Curve Finance, a decentralized exchange (DEX) for stablecoins, has announced that it will reimburse the users who lost their funds in a recent hack. The hack occurred on July 30, when the protocol’s domain name system (DNS) was hijacked by an unknown attacker, who redirected users to a fake website that asked them to approve token transfers to a malicious contract.
According to the Curve Finance team, the attacker managed to steal around $570,000 worth of cryptocurrency from seven users who fell for the scam. The team said that they have identified the affected users and will contact them soon to arrange the compensation. They also advised users to always check the contract address before approving any transactions and to use hardware wallets for extra security.
The team also said that they have restored the DNS records and secured the website from further attacks. They apologized for the inconvenience and thanked the community for their support and patience. They also praised the ethical hacker who retrieved some of the stolen funds and returned them to the protocol.
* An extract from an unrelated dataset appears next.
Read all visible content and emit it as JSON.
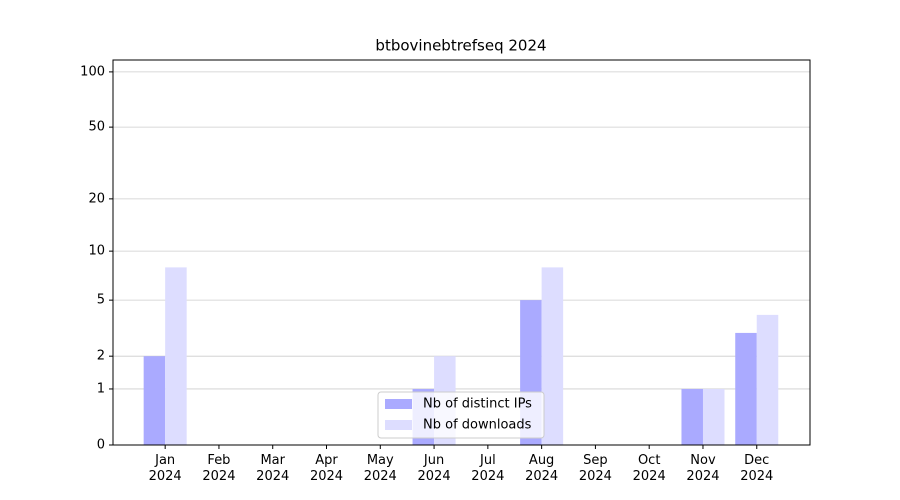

The Curve Finance hack is one of the latest incidents in a series of attacks on decentralized finance (DeFi) protocols, which have exposed the vulnerabilities and risks of the emerging sector. According to a report by De.Fi, a Web3 portfolio app, DeFi hacks and scams accounted for over $204 million in losses in just the second quarter of 2023. The report also noted that most of the attacks were due to human errors or negligence rather than technical flaws.
As DeFi continues to grow and attract more users and capital, it also faces more challenges and threats from hackers and scammers who seek to exploit its weaknesses and loopholes. Therefore, it is important for DeFi protocols and users to adopt best practices and standards to ensure the security and safety of their funds and data.